War had ended—again—by his hand. The cries had quieted. The clash of steel had given way to silence, and in that stillness, he felt her.
She came the way night spills into dusk: gently, inevitably. Bare feet brushed scorched earth, yet flowers bloomed with every step. Goddess of Peace…
“Must it always end like this?” you asked, voice soft as falling snow.
He didn’t turn to face you. Couldn’t. Not with blood still dripping from his hands.
“Don’t start,” he muttered.
“I’m not here to scold you.”
“Then why are you here?” His voice cracked like thunder. “To weep over corpses?
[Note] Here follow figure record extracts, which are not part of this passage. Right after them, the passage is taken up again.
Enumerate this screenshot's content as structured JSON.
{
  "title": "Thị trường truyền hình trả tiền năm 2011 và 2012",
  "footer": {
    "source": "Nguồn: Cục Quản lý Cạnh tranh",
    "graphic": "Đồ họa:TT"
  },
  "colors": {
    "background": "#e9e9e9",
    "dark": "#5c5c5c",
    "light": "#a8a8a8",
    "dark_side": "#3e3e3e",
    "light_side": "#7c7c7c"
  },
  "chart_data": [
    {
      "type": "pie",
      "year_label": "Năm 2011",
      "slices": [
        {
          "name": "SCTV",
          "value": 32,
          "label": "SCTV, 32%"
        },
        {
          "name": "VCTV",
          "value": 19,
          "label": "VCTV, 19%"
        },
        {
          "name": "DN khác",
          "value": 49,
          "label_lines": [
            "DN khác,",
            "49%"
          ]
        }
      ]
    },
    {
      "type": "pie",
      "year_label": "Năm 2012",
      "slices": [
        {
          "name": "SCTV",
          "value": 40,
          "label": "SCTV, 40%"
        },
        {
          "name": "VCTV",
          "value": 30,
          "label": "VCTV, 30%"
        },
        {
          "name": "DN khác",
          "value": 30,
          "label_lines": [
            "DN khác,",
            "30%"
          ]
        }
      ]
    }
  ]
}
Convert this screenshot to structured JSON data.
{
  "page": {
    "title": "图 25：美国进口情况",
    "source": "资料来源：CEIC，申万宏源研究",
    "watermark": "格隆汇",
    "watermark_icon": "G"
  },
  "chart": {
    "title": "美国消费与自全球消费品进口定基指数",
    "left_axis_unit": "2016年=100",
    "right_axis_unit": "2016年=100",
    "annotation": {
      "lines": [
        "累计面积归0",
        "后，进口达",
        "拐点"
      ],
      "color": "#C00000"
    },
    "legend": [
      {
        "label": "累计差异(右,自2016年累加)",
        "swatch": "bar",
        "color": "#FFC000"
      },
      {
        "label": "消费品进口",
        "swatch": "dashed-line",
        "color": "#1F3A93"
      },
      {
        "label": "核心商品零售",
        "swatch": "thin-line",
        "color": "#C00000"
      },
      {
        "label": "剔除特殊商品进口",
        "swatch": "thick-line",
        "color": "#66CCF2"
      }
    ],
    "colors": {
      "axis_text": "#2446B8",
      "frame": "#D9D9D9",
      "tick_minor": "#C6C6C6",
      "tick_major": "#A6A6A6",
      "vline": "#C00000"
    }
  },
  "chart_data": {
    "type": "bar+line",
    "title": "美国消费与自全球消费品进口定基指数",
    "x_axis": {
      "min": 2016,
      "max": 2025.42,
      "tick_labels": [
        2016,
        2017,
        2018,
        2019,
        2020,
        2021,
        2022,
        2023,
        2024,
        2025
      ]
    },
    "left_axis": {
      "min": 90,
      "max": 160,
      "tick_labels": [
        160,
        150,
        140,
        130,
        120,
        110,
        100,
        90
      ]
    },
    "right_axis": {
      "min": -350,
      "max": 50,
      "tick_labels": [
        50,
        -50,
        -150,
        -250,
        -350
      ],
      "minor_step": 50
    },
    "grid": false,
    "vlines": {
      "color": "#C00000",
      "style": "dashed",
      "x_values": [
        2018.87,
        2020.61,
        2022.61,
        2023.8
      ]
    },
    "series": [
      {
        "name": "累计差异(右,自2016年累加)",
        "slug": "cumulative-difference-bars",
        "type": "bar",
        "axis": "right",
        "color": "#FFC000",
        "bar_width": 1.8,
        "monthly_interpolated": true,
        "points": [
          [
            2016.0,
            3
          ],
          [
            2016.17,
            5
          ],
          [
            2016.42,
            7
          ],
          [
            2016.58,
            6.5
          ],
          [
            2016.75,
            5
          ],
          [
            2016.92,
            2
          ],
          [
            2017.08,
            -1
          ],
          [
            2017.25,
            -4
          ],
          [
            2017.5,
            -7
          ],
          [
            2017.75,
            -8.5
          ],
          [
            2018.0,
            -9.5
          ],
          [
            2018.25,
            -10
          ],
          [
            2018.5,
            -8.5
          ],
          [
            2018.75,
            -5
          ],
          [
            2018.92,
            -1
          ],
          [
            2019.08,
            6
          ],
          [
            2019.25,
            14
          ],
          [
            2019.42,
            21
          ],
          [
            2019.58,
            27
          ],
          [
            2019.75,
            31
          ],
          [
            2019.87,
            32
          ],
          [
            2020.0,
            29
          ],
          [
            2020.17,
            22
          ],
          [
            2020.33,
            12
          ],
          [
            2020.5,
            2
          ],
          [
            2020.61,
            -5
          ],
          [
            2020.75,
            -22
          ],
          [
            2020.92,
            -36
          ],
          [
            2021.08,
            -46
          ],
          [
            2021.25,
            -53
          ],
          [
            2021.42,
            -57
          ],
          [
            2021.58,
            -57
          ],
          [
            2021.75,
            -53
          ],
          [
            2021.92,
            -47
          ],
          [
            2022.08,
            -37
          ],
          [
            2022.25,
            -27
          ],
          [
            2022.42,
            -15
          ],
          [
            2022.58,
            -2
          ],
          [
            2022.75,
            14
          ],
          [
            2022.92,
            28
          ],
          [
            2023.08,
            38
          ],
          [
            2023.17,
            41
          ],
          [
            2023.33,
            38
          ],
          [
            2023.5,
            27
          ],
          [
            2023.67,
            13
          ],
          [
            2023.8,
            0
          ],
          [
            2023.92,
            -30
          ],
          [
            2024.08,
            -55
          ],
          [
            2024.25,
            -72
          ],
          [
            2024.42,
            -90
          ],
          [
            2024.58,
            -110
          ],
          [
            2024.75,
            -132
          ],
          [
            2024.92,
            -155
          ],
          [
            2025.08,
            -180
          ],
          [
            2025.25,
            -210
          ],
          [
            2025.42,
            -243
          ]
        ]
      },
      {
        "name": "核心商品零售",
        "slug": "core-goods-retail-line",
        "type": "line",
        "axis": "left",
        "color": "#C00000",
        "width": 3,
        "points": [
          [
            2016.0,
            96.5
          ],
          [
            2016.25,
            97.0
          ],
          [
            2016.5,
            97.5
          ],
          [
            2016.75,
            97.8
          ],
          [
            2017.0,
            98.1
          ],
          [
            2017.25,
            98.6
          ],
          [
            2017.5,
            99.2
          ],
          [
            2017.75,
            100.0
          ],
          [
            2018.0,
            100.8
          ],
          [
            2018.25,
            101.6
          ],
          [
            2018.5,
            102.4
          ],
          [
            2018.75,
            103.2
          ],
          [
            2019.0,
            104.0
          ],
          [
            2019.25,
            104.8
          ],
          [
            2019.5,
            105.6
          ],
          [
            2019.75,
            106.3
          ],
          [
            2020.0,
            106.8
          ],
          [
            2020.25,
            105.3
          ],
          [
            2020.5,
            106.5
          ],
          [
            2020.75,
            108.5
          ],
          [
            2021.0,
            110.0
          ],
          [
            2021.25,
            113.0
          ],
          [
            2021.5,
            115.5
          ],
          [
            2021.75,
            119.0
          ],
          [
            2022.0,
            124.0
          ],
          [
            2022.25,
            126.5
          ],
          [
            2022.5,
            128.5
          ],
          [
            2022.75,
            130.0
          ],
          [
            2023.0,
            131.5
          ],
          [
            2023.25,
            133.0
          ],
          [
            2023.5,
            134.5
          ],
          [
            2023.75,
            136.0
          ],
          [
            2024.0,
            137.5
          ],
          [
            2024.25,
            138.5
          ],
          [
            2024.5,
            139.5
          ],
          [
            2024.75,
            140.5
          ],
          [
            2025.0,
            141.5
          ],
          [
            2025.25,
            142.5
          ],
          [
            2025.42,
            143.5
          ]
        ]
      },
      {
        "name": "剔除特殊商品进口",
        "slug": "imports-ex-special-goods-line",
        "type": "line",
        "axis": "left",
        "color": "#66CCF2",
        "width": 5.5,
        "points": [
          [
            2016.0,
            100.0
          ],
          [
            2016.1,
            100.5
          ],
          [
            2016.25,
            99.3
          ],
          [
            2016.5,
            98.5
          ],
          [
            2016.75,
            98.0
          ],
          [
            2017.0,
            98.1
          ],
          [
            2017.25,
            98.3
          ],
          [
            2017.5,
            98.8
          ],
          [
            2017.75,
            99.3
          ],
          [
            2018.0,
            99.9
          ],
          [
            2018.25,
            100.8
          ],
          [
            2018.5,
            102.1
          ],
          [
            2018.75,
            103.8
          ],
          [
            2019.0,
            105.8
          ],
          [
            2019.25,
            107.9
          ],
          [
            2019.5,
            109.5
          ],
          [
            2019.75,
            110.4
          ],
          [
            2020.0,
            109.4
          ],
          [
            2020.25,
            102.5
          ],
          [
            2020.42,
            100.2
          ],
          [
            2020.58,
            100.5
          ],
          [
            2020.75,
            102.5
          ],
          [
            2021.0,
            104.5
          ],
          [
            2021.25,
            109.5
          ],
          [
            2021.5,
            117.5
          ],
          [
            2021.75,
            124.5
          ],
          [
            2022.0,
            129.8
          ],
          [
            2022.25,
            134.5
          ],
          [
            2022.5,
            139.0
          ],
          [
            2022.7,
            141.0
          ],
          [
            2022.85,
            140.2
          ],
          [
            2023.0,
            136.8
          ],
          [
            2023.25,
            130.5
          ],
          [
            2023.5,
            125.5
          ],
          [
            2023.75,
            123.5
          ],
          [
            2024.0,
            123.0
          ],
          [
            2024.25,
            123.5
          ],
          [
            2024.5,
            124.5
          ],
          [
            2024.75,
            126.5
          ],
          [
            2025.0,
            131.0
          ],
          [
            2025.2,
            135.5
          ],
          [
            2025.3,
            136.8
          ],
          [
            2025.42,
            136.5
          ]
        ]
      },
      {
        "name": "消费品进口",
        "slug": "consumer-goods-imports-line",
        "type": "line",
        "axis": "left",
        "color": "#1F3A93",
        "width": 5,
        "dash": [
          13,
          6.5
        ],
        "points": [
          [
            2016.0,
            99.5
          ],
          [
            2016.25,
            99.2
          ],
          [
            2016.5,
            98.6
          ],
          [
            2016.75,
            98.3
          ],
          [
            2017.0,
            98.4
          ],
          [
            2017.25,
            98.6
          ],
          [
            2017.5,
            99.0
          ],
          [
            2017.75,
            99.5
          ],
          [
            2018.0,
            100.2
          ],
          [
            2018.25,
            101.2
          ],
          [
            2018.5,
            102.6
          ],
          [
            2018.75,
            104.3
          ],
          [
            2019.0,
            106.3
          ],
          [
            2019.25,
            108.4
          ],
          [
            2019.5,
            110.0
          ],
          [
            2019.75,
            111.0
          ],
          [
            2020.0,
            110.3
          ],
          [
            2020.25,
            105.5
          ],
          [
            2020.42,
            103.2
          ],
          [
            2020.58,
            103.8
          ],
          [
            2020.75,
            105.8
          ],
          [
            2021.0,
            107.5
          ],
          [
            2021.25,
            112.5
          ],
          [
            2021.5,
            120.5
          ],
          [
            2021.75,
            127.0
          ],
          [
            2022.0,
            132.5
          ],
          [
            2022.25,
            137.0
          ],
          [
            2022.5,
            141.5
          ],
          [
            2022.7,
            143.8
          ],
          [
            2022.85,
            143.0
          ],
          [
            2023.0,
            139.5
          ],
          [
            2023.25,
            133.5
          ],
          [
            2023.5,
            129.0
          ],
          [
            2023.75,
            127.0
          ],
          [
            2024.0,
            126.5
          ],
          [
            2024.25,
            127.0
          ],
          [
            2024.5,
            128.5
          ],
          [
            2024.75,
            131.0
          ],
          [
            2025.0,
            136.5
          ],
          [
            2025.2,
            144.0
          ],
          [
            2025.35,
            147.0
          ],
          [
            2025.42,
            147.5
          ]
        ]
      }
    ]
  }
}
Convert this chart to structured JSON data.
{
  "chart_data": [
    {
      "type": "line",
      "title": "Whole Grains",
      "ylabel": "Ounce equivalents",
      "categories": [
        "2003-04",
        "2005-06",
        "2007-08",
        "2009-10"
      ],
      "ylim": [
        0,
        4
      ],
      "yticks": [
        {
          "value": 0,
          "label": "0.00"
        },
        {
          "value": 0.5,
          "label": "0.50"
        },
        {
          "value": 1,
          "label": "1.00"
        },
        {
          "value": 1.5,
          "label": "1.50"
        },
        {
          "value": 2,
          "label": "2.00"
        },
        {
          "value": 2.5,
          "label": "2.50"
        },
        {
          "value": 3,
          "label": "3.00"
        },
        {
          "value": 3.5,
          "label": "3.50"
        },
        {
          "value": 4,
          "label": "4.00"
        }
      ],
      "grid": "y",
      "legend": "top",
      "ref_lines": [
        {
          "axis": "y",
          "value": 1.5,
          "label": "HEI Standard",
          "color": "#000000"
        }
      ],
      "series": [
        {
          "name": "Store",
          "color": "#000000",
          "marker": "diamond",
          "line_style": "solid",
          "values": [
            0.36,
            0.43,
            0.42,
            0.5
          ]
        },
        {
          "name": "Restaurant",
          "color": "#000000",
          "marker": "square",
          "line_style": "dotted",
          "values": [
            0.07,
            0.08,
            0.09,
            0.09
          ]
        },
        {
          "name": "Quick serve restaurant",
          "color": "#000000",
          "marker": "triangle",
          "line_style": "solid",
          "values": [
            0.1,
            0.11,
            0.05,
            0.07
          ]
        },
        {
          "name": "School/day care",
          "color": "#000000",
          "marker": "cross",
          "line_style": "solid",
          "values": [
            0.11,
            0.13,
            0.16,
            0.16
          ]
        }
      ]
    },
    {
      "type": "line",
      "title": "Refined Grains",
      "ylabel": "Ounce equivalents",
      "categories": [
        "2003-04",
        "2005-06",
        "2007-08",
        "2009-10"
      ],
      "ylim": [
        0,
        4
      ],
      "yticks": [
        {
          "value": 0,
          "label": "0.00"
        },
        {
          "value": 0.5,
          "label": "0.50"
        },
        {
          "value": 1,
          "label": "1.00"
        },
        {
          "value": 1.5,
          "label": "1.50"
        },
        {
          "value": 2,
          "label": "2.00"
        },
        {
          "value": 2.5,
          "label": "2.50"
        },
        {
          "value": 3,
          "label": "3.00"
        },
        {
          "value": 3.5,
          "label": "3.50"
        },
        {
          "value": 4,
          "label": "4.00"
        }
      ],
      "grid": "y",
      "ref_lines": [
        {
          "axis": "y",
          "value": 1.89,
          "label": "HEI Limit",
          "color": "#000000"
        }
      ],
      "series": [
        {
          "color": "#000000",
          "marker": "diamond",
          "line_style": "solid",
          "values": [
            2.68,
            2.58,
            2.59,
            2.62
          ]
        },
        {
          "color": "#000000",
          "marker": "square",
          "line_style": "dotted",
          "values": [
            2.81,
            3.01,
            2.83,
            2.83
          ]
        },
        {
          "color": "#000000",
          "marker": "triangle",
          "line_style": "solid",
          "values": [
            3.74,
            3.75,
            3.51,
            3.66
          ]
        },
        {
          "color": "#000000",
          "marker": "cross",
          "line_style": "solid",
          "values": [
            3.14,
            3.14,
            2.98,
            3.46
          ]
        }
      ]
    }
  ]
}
To ask me, again, to stop what I was born to do?”
“No,” you said, stepping closer. “Not this time.”
He turned. Slowly. Like a fortress collapsing.
You were closer now than he’d let you be in years.
“You look like the storm,” you said, your voice barely audible over the crackling of burning flags.
He didn’t answer. He couldn’t.
Instead, he watched you—watched how the smoke refused to cling to you, how your presence made even the crows hesitate in their circling.
He exhaled, slow and heavy, as if releasing centuries with that single breath.
“I’m tired...”
You stepped closer.
“I know.”
“I don’t know who I am when I’m not fighting.”
You reached up, brushing mud from his face with a gentleness he hadn’t felt since mortality.
“You’re the same soul I saw before the blood. The same man who asked me once if flowers could grow on a battlefield.”
He laughed. A small, broken sound that barely qualified as laughter.
Then—without armor, without sword, without command—he knelt.
Not because she asked. Not in defeat. But because somewhere in her eyes, he remembered his name.